New Competition for Bloggers: Fast Food Content
Posted on December 14, 2009
Michael Arrington at TechCrunch has an interesting post here about the rise of fast food content.
But for every link there are dozens of sites that outright steal our content with no attribution. Not just spam blogs, even the NYTimes does it. This isn't a copyright issue - the stories are rewritten by actual people. But it's far cheaper to simply take the news and rewrite it - if you can get away with it - than to hire people who do actual journalism. Over time, it becomes a competitive tax that is difficult to bear.Michael Arrington is absolutely right that this is on the rise.
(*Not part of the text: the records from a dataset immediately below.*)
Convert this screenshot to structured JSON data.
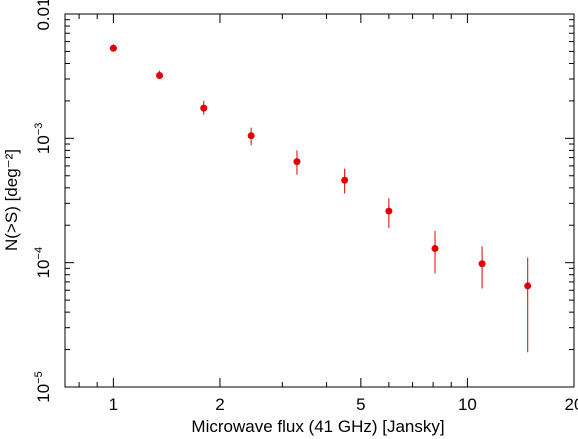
{
  "chart_data": {
    "type": "scatter",
    "title": "",
    "xlabel": "Microwave flux (41 GHz) [Jansky]",
    "ylabel": "N(>S) [deg⁻²]",
    "xscale": "log",
    "yscale": "log",
    "xlim": [
      0.73,
      20
    ],
    "ylim": [
      1e-05,
      0.01
    ],
    "grid": false,
    "legend": "none",
    "marker_color": "#e00000",
    "x_ticks": [
      {
        "value": 1,
        "label": "1"
      },
      {
        "value": 2,
        "label": "2"
      },
      {
        "value": 5,
        "label": "5"
      },
      {
        "value": 10,
        "label": "10"
      },
      {
        "value": 20,
        "label": "20"
      }
    ],
    "y_ticks": [
      {
        "value": 1e-05,
        "base": "10",
        "exp": "−5"
      },
      {
        "value": 0.0001,
        "base": "10",
        "exp": "−4"
      },
      {
        "value": 0.001,
        "base": "10",
        "exp": "−3"
      },
      {
        "value": 0.01,
        "base": "0.01",
        "exp": ""
      }
    ],
    "series": [
      {
        "points": [
          {
            "x": 1.0,
            "y": 0.0053,
            "ylow": 0.005,
            "yhigh": 0.0057
          },
          {
            "x": 1.35,
            "y": 0.0032,
            "ylow": 0.003,
            "yhigh": 0.0035
          },
          {
            "x": 1.8,
            "y": 0.00175,
            "ylow": 0.00155,
            "yhigh": 0.002
          },
          {
            "x": 2.45,
            "y": 0.00105,
            "ylow": 0.00088,
            "yhigh": 0.00122
          },
          {
            "x": 3.3,
            "y": 0.00065,
            "ylow": 0.00051,
            "yhigh": 0.0008
          },
          {
            "x": 4.5,
            "y": 0.00046,
            "ylow": 0.00036,
            "yhigh": 0.00057
          },
          {
            "x": 6.0,
            "y": 0.00026,
            "ylow": 0.00019,
            "yhigh": 0.00033
          },
          {
            "x": 8.1,
            "y": 0.00013,
            "ylow": 8.2e-05,
            "yhigh": 0.00018
          },
          {
            "x": 11.0,
            "y": 9.8e-05,
            "ylow": 6.2e-05,
            "yhigh": 0.000135
          },
          {
            "x": 14.8,
            "y": 6.5e-05,
            "ylow": 1.9e-05,
            "yhigh": 0.00011
          }
        ]
      }
    ]
  }
}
There are new companies emerging that are hiring lots and lots of writers very cheaply to produce tons and tons of content. It probably isn't a coincidence that these companies have emerged during a recession when many people are looking for a way to increase their income.But even then, companies like ours can find a way to compete.
So what really scares me? It's the rise of fast food content that will surely, over time, destroy the mom and pop operations that hand craft their content today. It's the rise of cheap, disposable content on a mass scale, force fed to us by the portals and search engines.
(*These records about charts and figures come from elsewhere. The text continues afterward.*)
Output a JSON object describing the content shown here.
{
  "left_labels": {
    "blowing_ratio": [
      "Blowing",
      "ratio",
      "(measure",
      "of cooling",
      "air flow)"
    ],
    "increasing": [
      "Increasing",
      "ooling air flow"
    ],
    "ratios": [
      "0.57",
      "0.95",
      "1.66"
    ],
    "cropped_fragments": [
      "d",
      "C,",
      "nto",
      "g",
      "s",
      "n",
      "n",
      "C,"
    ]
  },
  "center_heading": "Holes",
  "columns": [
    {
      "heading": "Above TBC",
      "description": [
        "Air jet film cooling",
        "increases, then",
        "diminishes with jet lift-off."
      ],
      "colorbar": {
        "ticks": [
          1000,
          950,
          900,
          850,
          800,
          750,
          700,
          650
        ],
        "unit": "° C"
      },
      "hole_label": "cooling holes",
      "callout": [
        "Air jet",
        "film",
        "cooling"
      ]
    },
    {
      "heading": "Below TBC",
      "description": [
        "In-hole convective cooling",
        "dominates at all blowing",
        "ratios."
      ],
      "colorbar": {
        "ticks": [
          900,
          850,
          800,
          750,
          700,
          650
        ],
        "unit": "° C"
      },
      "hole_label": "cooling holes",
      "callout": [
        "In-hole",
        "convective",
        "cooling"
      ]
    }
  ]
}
The search engines will certainly point people toward some of this content. Not all of the content these companies create will be bad but some of it is bound to be. This shouldn't mean the end of original hand crafted content but these mass content producers will certainly increase the competition that content creators face. There are ways around it. Social media tools like Twitter and Facebook can point readers to the higher quality posts and articles. If bloggers will link to each other more like they did in the early days of blogging that it will help too. This should, in theory, help weight the better written content above the subpar content.